How many even natural-number factors does $n = 2^2 \cdot 3^1 \cdot 7^2$ have?
just guessed it it was 12. thank me later aops students
greengreengreen oh yellow!
e
12
The mathematical constant $e$ is a mathematical constant approximately equal to $2.71828$. It is the base of the natural logarithm, and it appears in many mathematical and scientific applications. Its decimal representation goes on infinitely without repeating, like $\pi$. The number $e$ arises naturally in calculus in the context of exponential functions and rates of change.
12 is a positive integer that can be expressed as the product of the primes $2^2\cdot3^1$. It has a total of 6 positive factors: 1, 2, 3, 4, 6, and 12. All of these factors are also divisors of 12.
I dont get that
how many factors involving only 3 and 7 are there?

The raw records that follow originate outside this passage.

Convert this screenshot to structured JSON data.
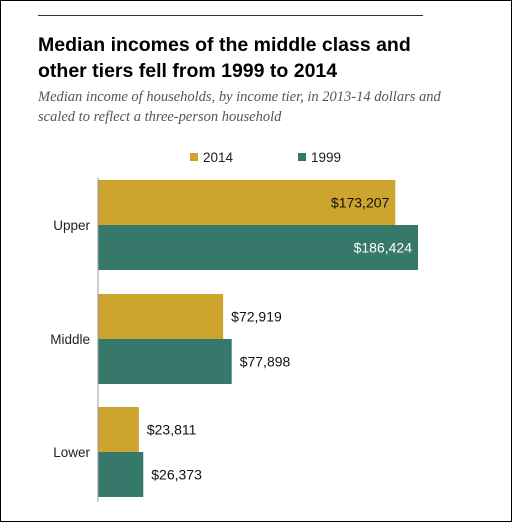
{
  "title": "Median incomes of the middle class and other tiers fell from 1999 to 2014",
  "subtitle": "Median income of households, by income tier, in 2013-14 dollars and scaled to reflect a three-person household",
  "colors": {
    "series_2014": "#cda42d",
    "series_1999": "#36796a",
    "axis": "#999999"
  },
  "chart_data": {
    "type": "bar",
    "orientation": "horizontal",
    "categories": [
      "Upper",
      "Middle",
      "Lower"
    ],
    "series": [
      {
        "name": "2014",
        "color": "#cda42d",
        "values": [
          173207,
          72919,
          23811
        ],
        "labels": [
          "$173,207",
          "$72,919",
          "$23,811"
        ]
      },
      {
        "name": "1999",
        "color": "#36796a",
        "values": [
          186424,
          77898,
          26373
        ],
        "labels": [
          "$186,424",
          "$77,898",
          "$26,373"
        ]
      }
    ],
    "legend_position": "top",
    "grid": false,
    "xlim": [
      0,
      186424
    ]
  }
}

Those factors are all odd.
So double that number, since each must be multiplied by 2^1 or 2^2
when you multiply two odd numbers, you get another odd number.
Your number is 2^2 * 3^1 * 7^2
All of the odd factors are
3
3*7
3*7*7
7*7
To get all of the even factors, multiply those by 2 and 4
Then the other even factors are just 2 and 4 by themselves.
No, I'm not going to do the counting for you.